Six months ago we launched an A/B testing framework for our site, SpanishDict.com, that has allowed us to make ad ops decisions smarter, faster, and with measurable improvements to revenue. Our first test led to an increase of more than 20% on our mobile CPMs. Here’s how we did it.
For the past 10 years, we at SpanishDict have chronically made sub-par decisions about what ads to show on our site. Sure, we “optimized” like everyone else. We tested dozens of networks. We tried different ad placements on our site. We explored creative new ads units. We'd run the experimental setup for a week or two, and then analyze the results versus the previous week or two, carefully inspecting changes in our CPM per impression, CPM per pageview, and overall revenue.
But something always nagged us about these tests. We could never actually tell if the results we saw were due to the changes we made or some exogenous factor. CPMs are constantly in flux. CPMs change daily--sometimes as much as 30%--even when we do nothing. How were we to know if our tests actually made a difference? In truth, we just made our best guess. We tried to use the information we had to make a decision, but the information we had was limited. And even the best guess is still a guess.
Because there were so many confounding variables, we were making decisions in the dark. And these decisions were critical for our site. Very few things a publisher does have as much impact on the bottom line as deciding what ads to show on the site.
Late last year, we decided to take a lot of the guesswork out of our ad ops decision making process and turn it into more of a science. We had seen the power of A/B testing in nearly every other aspect of our business: marketing, user engagement, subscriptions. Ad ops was the last major holdout.
Running A/B tests was the answer to the problem of the confounding variables. If we could randomly assign our users to two different ad setups, pit the ad setups against each other head-to-head, and analyze the results, we could know with far more certainty that the change we made in our ad setup was the cause of a change in CPM. No more worries about seasonality, campaigns ending, or traffic fluctuations. All those variables would be the same across the test groups. With a testing framework in place, we could make better decisions with greater confidence.
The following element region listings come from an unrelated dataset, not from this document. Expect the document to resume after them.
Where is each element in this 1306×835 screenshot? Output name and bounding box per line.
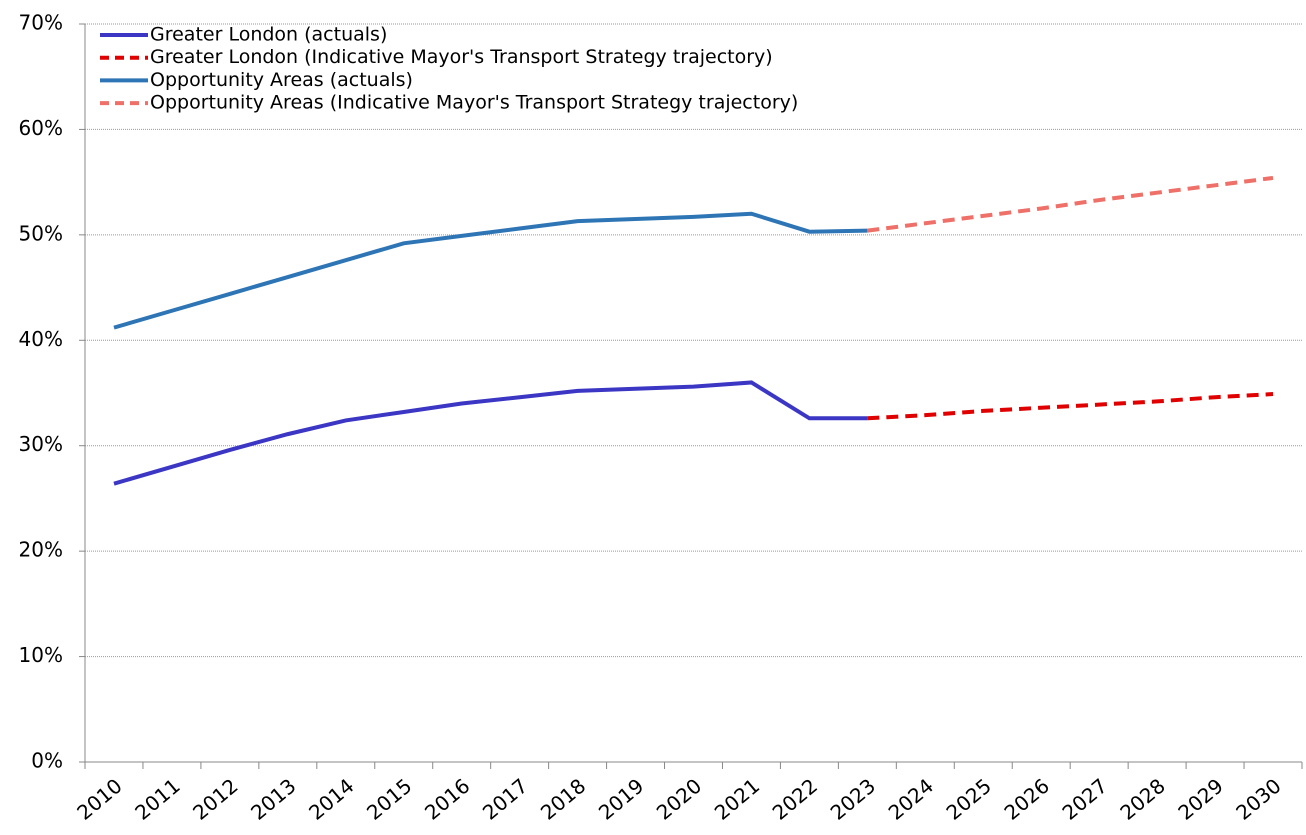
legend-label: Greater London (Indicative Mayor's Trans… <box>150 46 773 68</box>
x-tick-label: 2026 <box>1000 774 1054 825</box>
y-tick-label: 50% <box>19 221 63 245</box>
x-tick-label: 2012 <box>188 774 242 825</box>
x-tick-label: 2010 <box>72 774 126 825</box>
x-tick-label: 2021 <box>710 774 764 825</box>
x-tick-label: 2024 <box>884 774 938 825</box>
x-tick-label: 2018 <box>536 774 590 825</box>
y-tick-label: 10% <box>19 643 63 667</box>
x-tick-label: 2022 <box>768 774 822 825</box>
x-tick-label: 2016 <box>420 774 474 825</box>
series-line <box>867 392 1274 421</box>
legend-label: Greater London (actuals) <box>150 24 387 46</box>
x-tick-label: 2013 <box>246 774 300 825</box>
y-tick-label: 30% <box>19 432 63 456</box>
y-tick-label: 20% <box>19 538 63 562</box>
x-tick-label: 2020 <box>652 774 706 825</box>
x-tick-label: 2019 <box>594 774 648 825</box>
x-tick-label: 2030 <box>1231 774 1285 825</box>
series-line <box>113 380 868 486</box>
x-tick-label: 2029 <box>1173 774 1227 825</box>
x-tick-label: 2023 <box>826 774 880 825</box>
legend-label: Opportunity Areas (actuals) <box>150 69 413 91</box>
x-tick-label: 2025 <box>942 774 996 825</box>
x-tick-label: 2028 <box>1115 774 1169 825</box>
x-tick-label: 2015 <box>362 774 416 825</box>
series-line <box>113 211 868 330</box>
y-tick-label: 40% <box>19 327 63 351</box>
legend-label: Opportunity Areas (Indicative Mayor's Tr… <box>150 92 798 114</box>
y-tick-label: 70% <box>19 11 63 35</box>
y-tick-label: 60% <box>19 116 63 140</box>
x-tick-label: 2027 <box>1057 774 1111 825</box>
x-tick-label: 2011 <box>130 774 184 825</box>
x-tick-label: 2014 <box>304 774 358 825</box>
y-tick-label: 0% <box>31 749 63 773</box>
x-tick-label: 2017 <box>478 774 532 825</box>
series-line <box>867 175 1274 233</box>
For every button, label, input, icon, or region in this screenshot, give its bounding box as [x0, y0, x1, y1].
There is a reason very few publishers run A/B tests on ads. A/B testing has been hobbled by the fragmentation of ad providers, causing publishers great difficulty when trying to see a unified performance report, especially when the performance needs to be segmented by A/B channel. We realized that we would have to do a major overhaul of our ad setup and reporting structure if we were going to be able to run tests.
The principle requirement for our A/B testing framework was to be able to run two independent ad setups simultaneously and achieve full visibility into the performance of each. We wanted to report both the revenue performance and traffic performance of a test--some ads pay well, but the user experience cost is too great. We wanted to measure this.
Our A/B tests started in the user’s browser, where we assigned every user a “test_group” property from 1-100 stored in a persistent cookie. We sent this property to DFP like this: googletag.pubads().setTargeting('test_group', '80');. We also sent this property to our traffic analytics system. Our structure is to have an “A channel”, which is our default setup and is where we run 90% of our traffic using test groups 11-100, and a “B channel”, which is our experimental channel and is where we run 10% of our traffic using test groups 1-10. Our A/B testing setup looks something like this:
We then developed a Line Item system in DFP that enabled detailed reporting. We have a standardized line item structure that we use throughout our setup that follows the format: CHANNEL_ADUNIT_GEO_ADVERTISER. So the line itemA_D160X600SIDERAIL_USA_TRIBAL would target the A channel, the desktop 160x600 siderail ad unit, in the US, for Tribal Fusion while the line item B_M300X250CONTENT_INT_RUBICON would target the B channel, on the mobile 300x250 content unit, for international traffic, from Rubicon Project. This line item setup provided us granular performance data that we could use to segment performance by channel, ad unit, geography, and partner. It also allowed us to run tests on particular ad units in particular regions.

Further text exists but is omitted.